Un brusco cambio di tono investe, invece, la seconda parte del documentario in cui - con molta meno originalità - Cabiddu mostra alcune parti fondamentali di uno dei concerti dell’ultimo tour di De Andrè, la data che lo vide esibirsi al Teatro Brancaccio di Roma. Musicalmente, quelli del 1998 furono dei concerti molto complessi, in maniera simile a quelli del tour con la PFM di quasi vent’anni prima.

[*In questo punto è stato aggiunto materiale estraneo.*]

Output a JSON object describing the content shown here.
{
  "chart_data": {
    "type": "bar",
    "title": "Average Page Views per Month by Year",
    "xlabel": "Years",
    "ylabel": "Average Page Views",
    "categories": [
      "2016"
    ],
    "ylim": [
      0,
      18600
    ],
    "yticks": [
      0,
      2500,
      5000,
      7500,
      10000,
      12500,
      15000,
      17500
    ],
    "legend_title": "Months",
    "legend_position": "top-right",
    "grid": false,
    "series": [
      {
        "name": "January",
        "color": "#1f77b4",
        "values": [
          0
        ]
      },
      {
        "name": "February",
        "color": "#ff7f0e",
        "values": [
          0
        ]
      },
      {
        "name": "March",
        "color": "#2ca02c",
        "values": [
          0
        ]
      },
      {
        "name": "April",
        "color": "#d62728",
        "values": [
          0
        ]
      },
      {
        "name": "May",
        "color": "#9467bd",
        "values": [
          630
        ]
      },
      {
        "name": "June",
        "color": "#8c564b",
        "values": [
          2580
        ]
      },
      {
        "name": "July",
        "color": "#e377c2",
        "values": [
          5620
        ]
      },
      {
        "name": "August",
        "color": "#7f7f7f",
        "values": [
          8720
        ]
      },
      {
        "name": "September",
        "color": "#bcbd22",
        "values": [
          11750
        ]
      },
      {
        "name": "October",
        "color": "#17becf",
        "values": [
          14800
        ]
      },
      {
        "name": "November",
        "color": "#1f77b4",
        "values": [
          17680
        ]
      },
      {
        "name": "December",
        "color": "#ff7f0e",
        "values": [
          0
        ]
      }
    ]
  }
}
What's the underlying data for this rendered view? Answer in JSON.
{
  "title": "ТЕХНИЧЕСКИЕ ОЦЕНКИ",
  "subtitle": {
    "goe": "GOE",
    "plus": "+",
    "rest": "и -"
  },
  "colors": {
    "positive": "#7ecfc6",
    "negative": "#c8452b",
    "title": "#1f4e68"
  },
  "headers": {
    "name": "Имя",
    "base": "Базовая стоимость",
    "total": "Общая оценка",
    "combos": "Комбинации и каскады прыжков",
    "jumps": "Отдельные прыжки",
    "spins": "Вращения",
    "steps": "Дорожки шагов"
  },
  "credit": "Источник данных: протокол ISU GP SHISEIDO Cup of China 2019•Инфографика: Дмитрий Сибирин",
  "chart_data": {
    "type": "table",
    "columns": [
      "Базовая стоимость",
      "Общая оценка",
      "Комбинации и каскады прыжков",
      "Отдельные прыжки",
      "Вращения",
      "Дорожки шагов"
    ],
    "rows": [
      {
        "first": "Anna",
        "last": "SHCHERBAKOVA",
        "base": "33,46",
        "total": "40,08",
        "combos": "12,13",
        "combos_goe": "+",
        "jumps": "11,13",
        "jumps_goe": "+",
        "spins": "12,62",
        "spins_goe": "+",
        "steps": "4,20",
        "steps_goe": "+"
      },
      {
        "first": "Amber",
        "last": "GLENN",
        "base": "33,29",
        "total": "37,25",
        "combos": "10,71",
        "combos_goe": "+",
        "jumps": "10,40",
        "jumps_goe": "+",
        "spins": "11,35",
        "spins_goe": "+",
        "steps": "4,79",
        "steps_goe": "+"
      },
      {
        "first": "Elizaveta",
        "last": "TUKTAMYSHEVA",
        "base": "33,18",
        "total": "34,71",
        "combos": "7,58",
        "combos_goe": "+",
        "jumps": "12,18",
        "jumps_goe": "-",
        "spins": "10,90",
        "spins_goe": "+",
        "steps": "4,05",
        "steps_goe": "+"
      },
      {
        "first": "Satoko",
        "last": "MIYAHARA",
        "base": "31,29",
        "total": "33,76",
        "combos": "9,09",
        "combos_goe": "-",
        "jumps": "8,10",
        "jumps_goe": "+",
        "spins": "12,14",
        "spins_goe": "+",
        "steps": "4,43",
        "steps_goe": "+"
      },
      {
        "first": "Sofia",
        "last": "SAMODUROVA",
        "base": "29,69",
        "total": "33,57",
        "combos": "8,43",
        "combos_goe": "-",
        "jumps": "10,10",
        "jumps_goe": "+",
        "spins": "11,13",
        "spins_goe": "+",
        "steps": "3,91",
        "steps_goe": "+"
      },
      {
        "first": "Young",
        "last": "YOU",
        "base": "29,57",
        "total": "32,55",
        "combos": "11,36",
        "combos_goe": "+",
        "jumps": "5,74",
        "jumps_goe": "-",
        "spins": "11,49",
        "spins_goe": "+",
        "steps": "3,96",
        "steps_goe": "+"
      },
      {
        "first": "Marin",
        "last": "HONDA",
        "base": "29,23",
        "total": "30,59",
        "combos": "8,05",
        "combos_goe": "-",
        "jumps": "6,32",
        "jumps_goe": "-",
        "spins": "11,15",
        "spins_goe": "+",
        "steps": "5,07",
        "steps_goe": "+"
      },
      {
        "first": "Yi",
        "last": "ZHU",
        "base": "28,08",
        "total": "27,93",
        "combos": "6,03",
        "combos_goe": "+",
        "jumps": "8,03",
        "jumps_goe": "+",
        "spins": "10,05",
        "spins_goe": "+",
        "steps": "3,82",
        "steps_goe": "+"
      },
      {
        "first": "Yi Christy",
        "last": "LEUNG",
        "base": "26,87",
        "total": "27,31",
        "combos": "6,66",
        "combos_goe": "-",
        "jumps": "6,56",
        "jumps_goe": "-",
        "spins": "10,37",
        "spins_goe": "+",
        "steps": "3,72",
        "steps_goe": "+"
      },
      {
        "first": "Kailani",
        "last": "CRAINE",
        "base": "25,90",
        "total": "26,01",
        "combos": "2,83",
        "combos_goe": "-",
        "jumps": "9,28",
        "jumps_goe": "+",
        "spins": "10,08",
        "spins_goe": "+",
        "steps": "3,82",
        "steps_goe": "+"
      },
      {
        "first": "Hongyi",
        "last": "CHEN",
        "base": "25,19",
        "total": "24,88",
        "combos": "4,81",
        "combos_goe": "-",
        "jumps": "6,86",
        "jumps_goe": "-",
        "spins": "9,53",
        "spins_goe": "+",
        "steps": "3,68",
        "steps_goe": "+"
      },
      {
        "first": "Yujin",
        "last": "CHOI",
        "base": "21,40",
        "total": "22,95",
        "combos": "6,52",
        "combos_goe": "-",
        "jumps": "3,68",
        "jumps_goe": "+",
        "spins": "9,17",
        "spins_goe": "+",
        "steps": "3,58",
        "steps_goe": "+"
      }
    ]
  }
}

Sul palco, straordinari musicisti accompagnarono De Andrè, fra i quali il batterista Ellade Bandini , il chitarrista Michele Ascolese e lo storico tastierista e arrangiatore Mark Harris, compagno fondamentale nel viaggio musicale di De Andrè già ai tempi dell’album de "L’Indiano". Sul palco con lui anche i due figli, Cristiano a suonare ogni tipo di strumento a corde, e Luvi, poco più che ventenne ai cori ed in un toccante duetto col padre.

Chi già conosce e pensa di sapere tutto su uno dei più grandi letterati del nostro ‘900 non potrà che rimanere ancora una volta affascinato e profondamente coinvolto dalla descrizione, dalle immagini e dalle testimonianze riguardanti la dimensione privata dell’artista; per quei pochissimi invece che non lo conoscono il film rappresenta una piccola finestra affacciata sull’ universo De Andrè e comunque un’ occasione imperdibile per ascoltare e rivedere all’opera uno dei giganti della nostra cultura.